Unicef e Fao: l’80% del budget speso in stipendi e spot pubblicitari
di Paolo Cereda
L’Unicef, la Fao (con il suo programma alimentare mondiale), Usaid e altri sono stati accusati di inefficienza pressappochismo e lentezza nell’approntare i circuiti di emergenza alimentare e sanitaria che arrivassero effettivamente alle persone più bisognose e su tutto il territorio. In effetti ingenti somme di denaro sono state raccolte e mobilitate per i bambini della Somalia, ma quanti di loro hanno potuto in realtà ricevere, con tempestività e costanza, le razioni giornaliere di Unimix (integratore alimentare ad alto contenuto proteico) o le soluzioni di reidratazione orale (Sro), contro la diarrea?
Uno dei problemi principali di cui soffrono queste Agenzie è l’elefantiasi burocratica che soffoca, dall’interno, la rapidità degli interventi sul campo, la flessibilità e la capacità d’adattamento a situazioni particolari. Così, prima di organizzare un deposito di derrate alimentari in una regione interna, è necessaria una missione di logistici, che a sua volta deve essere autorizzata e controfirmata dal capo dipartimento e dall’ufficio amministrativo, che magari sono a Ginevra.

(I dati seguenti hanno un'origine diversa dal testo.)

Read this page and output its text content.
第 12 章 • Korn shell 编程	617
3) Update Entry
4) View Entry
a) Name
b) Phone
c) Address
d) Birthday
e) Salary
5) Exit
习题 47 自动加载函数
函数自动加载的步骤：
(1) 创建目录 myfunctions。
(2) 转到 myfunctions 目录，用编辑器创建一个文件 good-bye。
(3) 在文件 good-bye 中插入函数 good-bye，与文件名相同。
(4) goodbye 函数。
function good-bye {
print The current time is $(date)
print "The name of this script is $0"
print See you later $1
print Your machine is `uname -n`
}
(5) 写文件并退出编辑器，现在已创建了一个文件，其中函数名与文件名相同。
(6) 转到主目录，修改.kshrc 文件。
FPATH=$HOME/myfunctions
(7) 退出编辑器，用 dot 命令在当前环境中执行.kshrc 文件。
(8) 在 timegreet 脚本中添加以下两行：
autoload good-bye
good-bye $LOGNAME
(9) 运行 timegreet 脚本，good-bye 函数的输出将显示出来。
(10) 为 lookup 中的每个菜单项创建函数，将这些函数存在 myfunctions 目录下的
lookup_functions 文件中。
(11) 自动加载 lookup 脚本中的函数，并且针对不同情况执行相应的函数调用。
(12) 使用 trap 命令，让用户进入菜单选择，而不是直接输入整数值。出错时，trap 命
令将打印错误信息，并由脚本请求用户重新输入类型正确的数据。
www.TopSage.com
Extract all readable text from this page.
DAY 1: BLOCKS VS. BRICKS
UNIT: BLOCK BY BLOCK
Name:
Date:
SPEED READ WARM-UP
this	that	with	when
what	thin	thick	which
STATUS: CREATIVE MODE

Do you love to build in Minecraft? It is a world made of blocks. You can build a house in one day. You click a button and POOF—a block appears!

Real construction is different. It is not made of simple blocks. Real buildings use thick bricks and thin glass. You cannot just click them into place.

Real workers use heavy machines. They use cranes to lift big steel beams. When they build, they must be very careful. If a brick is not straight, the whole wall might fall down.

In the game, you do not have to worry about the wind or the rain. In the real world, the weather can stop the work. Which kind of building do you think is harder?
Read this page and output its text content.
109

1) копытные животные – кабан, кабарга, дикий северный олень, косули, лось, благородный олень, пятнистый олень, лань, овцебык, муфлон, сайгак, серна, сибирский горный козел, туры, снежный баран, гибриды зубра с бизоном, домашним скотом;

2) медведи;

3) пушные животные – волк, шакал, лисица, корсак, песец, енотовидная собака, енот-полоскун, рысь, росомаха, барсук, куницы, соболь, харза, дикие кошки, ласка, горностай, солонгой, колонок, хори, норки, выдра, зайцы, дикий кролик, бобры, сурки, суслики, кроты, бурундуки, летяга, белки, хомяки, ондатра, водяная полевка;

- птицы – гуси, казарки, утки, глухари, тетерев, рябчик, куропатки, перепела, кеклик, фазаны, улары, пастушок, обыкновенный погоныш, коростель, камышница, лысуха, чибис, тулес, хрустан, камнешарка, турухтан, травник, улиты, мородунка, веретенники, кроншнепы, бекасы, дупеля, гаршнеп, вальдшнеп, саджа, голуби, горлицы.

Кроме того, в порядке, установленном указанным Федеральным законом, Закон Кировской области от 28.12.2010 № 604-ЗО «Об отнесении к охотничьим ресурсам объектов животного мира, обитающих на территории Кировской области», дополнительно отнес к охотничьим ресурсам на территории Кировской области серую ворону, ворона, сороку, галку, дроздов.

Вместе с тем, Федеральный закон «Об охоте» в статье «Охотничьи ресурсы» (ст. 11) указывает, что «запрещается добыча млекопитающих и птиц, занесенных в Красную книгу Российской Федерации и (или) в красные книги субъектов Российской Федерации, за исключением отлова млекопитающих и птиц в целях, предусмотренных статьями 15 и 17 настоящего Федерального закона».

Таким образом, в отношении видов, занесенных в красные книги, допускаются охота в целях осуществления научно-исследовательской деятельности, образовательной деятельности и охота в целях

Inoltre, per motivi di rappresentanza e sicurezza, gli uffici delle organizzazioni internazionali sono sempre in città, nella capitale; quindi tutte le operazioni sul campo vanno e vengono da lì, con notevole dispersione di tempo, energie e denaro. Si può ben capire come una burocrazia così «kafkiana» sia impacciata in situazioni di estrema fluidità.
Un secondo grande motivo di attrito tra i funzionari delle organizzazioni internazionali e i loro «omologhi» locali risiede nella remunerazione e nelle facilities di cui godono i primi rispetto ai secondi. Gli stipendi da favola, le esenzioni fiscali, il lusso in cui vivono questi «managers della carità» – in stridente contrasto con la miseria della situazione in cui operano – mortifica chi, per meno di un decimo di tanta ricchezza, fa lo stesso lavoro, e pone delle questioni (non solo morali) alle persone che versano il proprio contributo sulla spinta di campagne pubblicitarie e come denuncia con spietata meticolosità Graham Hancock, autore del libro Lords of poverty (MacMillan. London, 1989), circa l’80% del budget di queste organizzazioni è destinato alle spese di funzionamento: cioè agli stipendi dei funzionari, pubbliche relazioni e campagne promozionali. Mentre solo il 20%, quando va bene, è costituito dagli aiuti reali alle popolazioni bisognose.
Il terzo problema, questa volta sollevato da quelli che dovrebbero essere i veri beneficiari degli aiuti, è che questi«nababbi della povertà», dall’alto della loro Toyota o negli uffici climatizzati, prestano poca attenzione alle reali esigenze delle persone più sfavorite, «dovendo» passare attraverso i canali ufficiali, che sono spesso costituiti da oligarchie dispotiche, interessate ad avere la loro parte (tangente) sulle derrate alimentari, sui beni materiali e finanziari destinati alle emergenze.
Se le Nazioni Unite e le Agenzie di cooperazione internazionale vogliono conservare il prestigio e la serietà del loro nome e ruolo, dovrebbero rivedre le strategie e capovolgere le percentuali dei loro bilanci.